25)葉が赤くなり枯れ落ちます

 学校に咲いているしだれ桜の葉がどんどん枯れ落ちてしまっていて可哀相な状態です。
 葉の先の方がぷっくりとなって、赤くなりどんどんそこから枯れて、最後には黒く小さくなって落ちてしまっています。
 アブラムシが原因なのでしょうか?虫食いしていない葉も同じように枯れていっています。
  なにぶん、古い木なので、病気になるのは仕方がないかもしれませんが、
とても綺麗に咲く枝垂れ桜なので、何とかして助けてあげたいです。よろしくお願い致します。

サクラフシアブラムシによるものです
 植物が虫やダニに寄生され、細胞が刺激を受け異常肥大して奇形になったものを虫こぶといいます。この虫こぶを桜の葉に作るものの1つに、サクラフシアブラムシがいるのです。このサクラフシアブラムシは、夏期をヨモギに移住して過ごし、秋に再び桜に戻って越冬し卵を産下します。
 まず、確認していただきたいことがあります。縁がぷっくりと赤く膨れた被害葉(茶色く枯れてしまっている葉ではだめです)をナイフ等を用いてそっと開いてみて下さい。内部にアブラムシが寄生していれば、まず間違いありません。肉眼で確認できます。

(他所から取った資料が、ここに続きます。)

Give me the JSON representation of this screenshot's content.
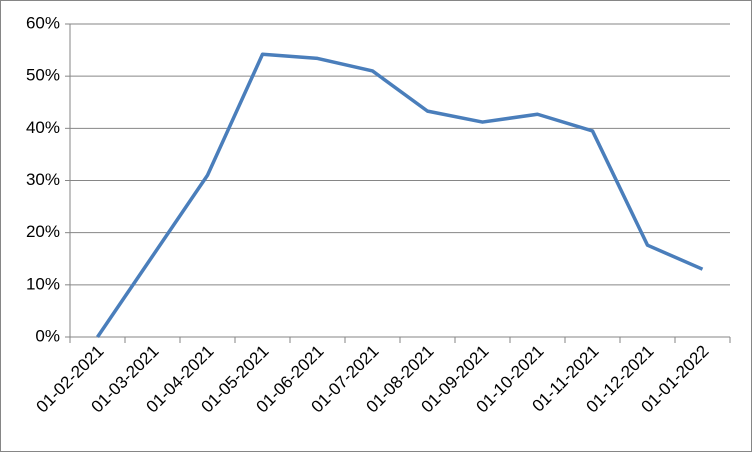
{
  "chart_data": {
    "type": "line",
    "categories": [
      "01-02-2021",
      "01-03-2021",
      "01-04-2021",
      "01-05-2021",
      "01-06-2021",
      "01-07-2021",
      "01-08-2021",
      "01-09-2021",
      "01-10-2021",
      "01-11-2021",
      "01-12-2021",
      "01-01-2022"
    ],
    "values": [
      0,
      15.5,
      31,
      54.2,
      53.4,
      51,
      43.3,
      41.2,
      42.7,
      39.5,
      17.6,
      13
    ],
    "color": "#4a7ebb",
    "ylim": [
      0,
      60
    ],
    "yticks": [
      {
        "value": 0,
        "label": "0%"
      },
      {
        "value": 10,
        "label": "10%"
      },
      {
        "value": 20,
        "label": "20%"
      },
      {
        "value": 30,
        "label": "30%"
      },
      {
        "value": 40,
        "label": "40%"
      },
      {
        "value": 50,
        "label": "50%"
      },
      {
        "value": 60,
        "label": "60%"
      }
    ],
    "grid": true
  }
}
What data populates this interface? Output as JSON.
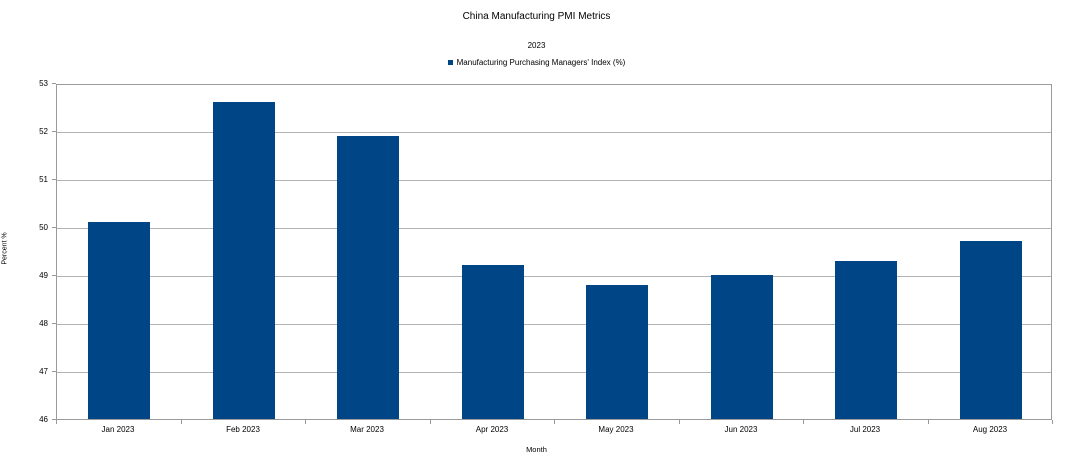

 その際の駆除方法です。既にアブラムシが虫こぶ内に生息しているので、効果が低下しやすく注意が必要です。被害が一部の場合は、被害部の枝を剪定し消却処分、または少し大変な作業ですが被害のある葉を除去し同じく消却処分します。
 被害が全体に及んでいる場合は、浸透性薬剤のエストック乳剤1500倍またはオルトラン水和剤1000倍を散布して下さい。併用して、オルトラン顆粒を根元にまくと効果的です。
 なお、夏期はヨモギを宿主にするので、桜の周囲を除草する必要があります。また風通しが悪いとアブラムシが発生する原因となるので、落葉後に不要な枝を剪定して下さい。